Where should we lay the blame for the worsening state of one of the foundations of American civilization, one that has long filled us with justifiable pride? The big public universities are already bogged down by diminishing financial support from the states; private education is imperiled by tuition costs that discourage hundreds of thousands of middle-class and poorer students from applying. Some schools have made heroic attempts to diversify their student bodies, but too little financial aid is available to make access possible for all the applicants with academic promise.
What is happening inside the classroom for those who do get in? Who is teaching the students? Less and less often it is a member of an institution’s permanent faculty, and rarer still one of its distinguished professors. More and more of the teaching has been parceled out to part-time instructors who have no hope of landing a full-time position. Because of this, their loyalty to the school that hired them, and to the students they will probably meet in just one course and never again, has diminished.
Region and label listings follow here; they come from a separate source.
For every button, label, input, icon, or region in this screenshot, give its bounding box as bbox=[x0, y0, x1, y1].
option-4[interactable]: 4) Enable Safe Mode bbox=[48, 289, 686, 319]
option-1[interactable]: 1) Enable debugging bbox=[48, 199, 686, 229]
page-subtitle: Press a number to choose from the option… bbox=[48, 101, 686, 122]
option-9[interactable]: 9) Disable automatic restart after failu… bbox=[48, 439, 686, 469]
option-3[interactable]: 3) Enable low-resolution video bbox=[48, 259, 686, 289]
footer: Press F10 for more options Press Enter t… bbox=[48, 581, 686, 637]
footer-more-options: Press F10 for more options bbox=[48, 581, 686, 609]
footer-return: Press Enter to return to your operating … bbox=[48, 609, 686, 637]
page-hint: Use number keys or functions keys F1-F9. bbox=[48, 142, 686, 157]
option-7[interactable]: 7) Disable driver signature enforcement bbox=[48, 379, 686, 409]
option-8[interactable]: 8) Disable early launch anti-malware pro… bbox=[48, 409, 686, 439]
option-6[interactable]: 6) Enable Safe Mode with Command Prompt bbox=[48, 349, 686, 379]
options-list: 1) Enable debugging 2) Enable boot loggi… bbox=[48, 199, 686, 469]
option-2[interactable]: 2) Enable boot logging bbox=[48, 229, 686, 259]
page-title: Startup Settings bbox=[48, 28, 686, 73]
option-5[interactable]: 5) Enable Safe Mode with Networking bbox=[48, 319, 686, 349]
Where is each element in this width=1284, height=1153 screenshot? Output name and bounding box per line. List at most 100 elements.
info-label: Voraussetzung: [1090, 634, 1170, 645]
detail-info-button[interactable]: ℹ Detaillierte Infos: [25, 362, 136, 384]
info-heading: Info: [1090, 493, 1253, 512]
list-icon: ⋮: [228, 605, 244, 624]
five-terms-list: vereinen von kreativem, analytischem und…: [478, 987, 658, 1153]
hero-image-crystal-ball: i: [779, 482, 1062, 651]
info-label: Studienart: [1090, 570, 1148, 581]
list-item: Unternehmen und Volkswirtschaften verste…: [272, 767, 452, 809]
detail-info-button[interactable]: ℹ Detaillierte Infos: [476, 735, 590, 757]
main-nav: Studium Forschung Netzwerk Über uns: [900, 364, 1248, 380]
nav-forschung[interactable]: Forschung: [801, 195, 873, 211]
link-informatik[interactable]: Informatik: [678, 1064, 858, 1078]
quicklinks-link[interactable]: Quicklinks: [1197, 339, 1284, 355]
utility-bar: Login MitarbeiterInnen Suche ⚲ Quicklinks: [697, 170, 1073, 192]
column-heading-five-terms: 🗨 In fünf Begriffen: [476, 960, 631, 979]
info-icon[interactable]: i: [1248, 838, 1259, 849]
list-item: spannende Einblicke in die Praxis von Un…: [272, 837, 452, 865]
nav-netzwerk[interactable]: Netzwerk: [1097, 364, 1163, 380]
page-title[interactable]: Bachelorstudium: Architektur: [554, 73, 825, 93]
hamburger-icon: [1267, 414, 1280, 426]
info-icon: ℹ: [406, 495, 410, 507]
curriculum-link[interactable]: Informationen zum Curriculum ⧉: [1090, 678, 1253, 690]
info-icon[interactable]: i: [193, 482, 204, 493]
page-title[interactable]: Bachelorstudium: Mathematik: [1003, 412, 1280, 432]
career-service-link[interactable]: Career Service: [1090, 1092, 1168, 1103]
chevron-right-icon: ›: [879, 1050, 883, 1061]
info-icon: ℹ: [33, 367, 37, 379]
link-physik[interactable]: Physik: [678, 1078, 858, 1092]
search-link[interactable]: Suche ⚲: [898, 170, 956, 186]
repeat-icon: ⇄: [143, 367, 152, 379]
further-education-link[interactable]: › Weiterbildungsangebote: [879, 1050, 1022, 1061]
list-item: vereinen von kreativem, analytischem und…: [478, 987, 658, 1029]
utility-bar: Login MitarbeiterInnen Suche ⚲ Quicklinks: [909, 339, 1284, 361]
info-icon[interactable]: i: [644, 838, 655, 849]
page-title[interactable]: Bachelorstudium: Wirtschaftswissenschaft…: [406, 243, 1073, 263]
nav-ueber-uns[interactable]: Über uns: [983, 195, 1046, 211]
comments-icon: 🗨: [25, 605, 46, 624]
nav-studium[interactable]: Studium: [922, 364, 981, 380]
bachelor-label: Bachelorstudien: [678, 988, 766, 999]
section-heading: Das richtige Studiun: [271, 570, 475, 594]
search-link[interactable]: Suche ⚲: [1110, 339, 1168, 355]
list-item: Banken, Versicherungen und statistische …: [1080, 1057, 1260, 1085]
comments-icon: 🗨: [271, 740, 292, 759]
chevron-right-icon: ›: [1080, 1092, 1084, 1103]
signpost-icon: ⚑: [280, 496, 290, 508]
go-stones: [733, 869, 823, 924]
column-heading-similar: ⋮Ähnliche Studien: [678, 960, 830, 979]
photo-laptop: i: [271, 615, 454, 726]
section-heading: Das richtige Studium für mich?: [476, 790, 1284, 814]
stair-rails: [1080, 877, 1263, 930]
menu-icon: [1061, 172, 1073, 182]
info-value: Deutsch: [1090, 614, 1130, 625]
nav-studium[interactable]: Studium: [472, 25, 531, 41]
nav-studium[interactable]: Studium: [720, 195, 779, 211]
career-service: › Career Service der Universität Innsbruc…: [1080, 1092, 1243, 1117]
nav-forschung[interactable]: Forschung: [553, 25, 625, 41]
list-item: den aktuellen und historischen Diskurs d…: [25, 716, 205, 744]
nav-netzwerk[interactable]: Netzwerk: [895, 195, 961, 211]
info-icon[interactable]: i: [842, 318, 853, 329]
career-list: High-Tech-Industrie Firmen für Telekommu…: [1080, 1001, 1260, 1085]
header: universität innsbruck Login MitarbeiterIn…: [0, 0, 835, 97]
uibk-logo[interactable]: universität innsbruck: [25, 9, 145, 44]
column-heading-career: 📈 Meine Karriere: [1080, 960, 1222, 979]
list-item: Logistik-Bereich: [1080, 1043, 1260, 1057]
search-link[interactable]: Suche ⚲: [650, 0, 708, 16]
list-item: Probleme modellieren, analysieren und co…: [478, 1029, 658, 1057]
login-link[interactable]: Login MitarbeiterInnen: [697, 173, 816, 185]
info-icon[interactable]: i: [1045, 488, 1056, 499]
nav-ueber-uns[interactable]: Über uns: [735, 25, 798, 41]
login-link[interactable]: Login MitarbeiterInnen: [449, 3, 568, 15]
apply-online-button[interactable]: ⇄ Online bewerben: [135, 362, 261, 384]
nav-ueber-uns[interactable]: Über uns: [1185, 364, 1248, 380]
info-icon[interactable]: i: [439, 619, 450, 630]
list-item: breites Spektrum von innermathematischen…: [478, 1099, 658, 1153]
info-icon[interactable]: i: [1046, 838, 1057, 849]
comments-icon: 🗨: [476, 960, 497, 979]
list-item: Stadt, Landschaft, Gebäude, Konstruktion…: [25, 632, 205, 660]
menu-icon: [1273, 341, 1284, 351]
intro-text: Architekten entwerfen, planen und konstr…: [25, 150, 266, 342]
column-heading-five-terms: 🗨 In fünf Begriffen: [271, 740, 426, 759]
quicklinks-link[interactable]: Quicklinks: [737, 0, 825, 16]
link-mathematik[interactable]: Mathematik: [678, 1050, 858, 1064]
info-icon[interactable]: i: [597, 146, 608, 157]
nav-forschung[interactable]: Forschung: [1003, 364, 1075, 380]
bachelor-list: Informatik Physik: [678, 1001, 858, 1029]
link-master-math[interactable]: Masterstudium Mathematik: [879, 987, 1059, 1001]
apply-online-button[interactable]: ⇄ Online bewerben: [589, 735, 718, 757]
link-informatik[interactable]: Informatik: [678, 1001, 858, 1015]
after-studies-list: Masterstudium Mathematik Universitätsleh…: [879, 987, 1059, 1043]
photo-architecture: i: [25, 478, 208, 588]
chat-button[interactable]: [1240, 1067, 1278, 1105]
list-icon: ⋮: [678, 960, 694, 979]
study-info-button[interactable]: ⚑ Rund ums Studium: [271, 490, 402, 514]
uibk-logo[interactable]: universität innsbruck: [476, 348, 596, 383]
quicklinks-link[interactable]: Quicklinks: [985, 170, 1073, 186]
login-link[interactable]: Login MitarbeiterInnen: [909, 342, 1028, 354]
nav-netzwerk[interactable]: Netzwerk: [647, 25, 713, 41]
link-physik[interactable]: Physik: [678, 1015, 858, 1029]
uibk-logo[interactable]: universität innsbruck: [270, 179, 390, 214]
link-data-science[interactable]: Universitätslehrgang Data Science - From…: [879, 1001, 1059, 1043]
Amid such melancholy reports from the front, campus amusements that have nothing to do with education—intercollegiate athletics leads the festivities—sop up money, keep coaches in the headlines, and divert public attention from the essential mission of education: to strengthen the minds of young people and to prepare them to cope with the demands of life.
Perhaps that is why, when the public is asked about colleges and universities, the response is increasingly negative with each passing year. According to the Pew Research Center, most American citizens (57 percent) say that higher education “fails to provide good value for the money students and their families spend.” Within the innermost sanctum of the academy the view is almost the same: “About four-in-ten college presidents say the system is headed in the wrong direction,” according to Pew. If university presidents, who by profession and temperament routinely find every glass more than half-full, are so disconsolate, the public can’t be expected to be optimistic.